Nor need one be a conspiracy theorist to see the risks for Mr Brown. The chancellor might be happy to disport himself as prime minister in waiting, addressing issues of national security, questioning the sincerity and seriousness of a new-found Tory antipathy to this government's authoritarian instincts.

Yet the realities of power and its current distribution can bring him up short. So, for example, while he hints strongly on the BBC that he would like to see a new single national security ministry established, he cannot actually answer the question when put to him directly, for the obvious reason that he hasn't cleared it with Mr Blair. This is precisely the fear of many eager to see Labour renew itself in office under a Brown premiership; that loyalty to the Blair agenda is the price for the liberty to set out his stall, so inevitably disappointing those who anticipate something different when the change comes.

Not the least worrying for such people is the news (which they are sure didn't come from the Brown camp) that Blair's former communications director Alastair Campbell is helping prepare the chancellor for the transition. "This is not good news," says one Labour expert, recalling that "trust" was a major factor in last year's general election and that Brown's task is to somehow distinguish himself from what has gone before.
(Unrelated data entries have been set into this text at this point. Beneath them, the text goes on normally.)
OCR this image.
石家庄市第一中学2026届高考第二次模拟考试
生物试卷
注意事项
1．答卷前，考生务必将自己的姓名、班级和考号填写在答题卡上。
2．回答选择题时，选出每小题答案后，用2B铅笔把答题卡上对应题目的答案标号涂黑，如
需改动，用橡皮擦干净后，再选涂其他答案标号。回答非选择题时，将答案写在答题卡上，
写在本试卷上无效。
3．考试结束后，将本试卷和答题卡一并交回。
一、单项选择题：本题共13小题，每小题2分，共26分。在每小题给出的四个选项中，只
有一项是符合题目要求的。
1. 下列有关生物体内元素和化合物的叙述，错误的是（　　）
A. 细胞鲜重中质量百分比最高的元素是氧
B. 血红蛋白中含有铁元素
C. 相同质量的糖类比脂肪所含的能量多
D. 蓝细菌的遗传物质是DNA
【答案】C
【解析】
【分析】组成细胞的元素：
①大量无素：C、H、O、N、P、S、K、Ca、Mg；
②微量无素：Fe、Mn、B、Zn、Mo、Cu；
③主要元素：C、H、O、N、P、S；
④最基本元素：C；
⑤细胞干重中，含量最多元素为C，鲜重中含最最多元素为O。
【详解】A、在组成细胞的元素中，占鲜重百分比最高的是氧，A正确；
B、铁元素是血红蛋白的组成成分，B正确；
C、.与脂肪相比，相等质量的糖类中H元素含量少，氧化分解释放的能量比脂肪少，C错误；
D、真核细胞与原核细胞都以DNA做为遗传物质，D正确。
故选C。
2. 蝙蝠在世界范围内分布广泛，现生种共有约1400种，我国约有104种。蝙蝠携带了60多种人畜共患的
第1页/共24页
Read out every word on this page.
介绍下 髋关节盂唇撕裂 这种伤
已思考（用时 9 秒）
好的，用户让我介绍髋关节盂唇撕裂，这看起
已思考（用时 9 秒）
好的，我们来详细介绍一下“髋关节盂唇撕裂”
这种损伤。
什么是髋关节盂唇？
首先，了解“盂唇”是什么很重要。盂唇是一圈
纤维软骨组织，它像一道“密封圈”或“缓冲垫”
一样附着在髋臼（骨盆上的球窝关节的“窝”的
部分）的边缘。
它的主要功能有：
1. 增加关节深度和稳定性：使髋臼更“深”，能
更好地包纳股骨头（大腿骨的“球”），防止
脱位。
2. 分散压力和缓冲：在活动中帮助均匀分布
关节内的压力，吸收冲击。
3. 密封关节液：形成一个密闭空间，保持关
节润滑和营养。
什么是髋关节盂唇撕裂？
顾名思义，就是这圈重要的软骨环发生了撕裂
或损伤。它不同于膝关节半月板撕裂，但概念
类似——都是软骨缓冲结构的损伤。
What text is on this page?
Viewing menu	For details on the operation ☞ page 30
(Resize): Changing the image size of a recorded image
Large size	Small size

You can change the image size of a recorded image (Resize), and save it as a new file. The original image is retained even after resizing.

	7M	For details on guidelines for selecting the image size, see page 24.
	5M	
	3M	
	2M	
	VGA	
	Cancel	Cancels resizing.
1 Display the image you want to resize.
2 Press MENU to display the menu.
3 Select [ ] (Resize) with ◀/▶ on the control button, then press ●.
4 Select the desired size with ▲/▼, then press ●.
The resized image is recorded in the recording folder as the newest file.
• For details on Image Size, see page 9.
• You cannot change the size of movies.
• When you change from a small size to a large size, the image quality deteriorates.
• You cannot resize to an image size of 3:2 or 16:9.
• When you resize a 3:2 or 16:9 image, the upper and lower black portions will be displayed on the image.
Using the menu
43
And it is perhaps the application of New Labour's old spin-doctoring techniques now on Brown's behalf which is proving the most discomfiting. As in the arguments over education policy, Blairites can rightly argue it is not in Brown's interests to inherit a divided party which rejects "reform" and appears to redefine itself as something other than "New Labour". Yet it has to be a mistake to let the British public know attempts are being made to "humanise" the Brown appeal.

Personal charm is hardly going to be the strongest asset of a man whose obvious pitch is weight and authority - and the promise that he will amount to something more than Blair Mark II. The prime minister in waiting would be better advised to simply wait.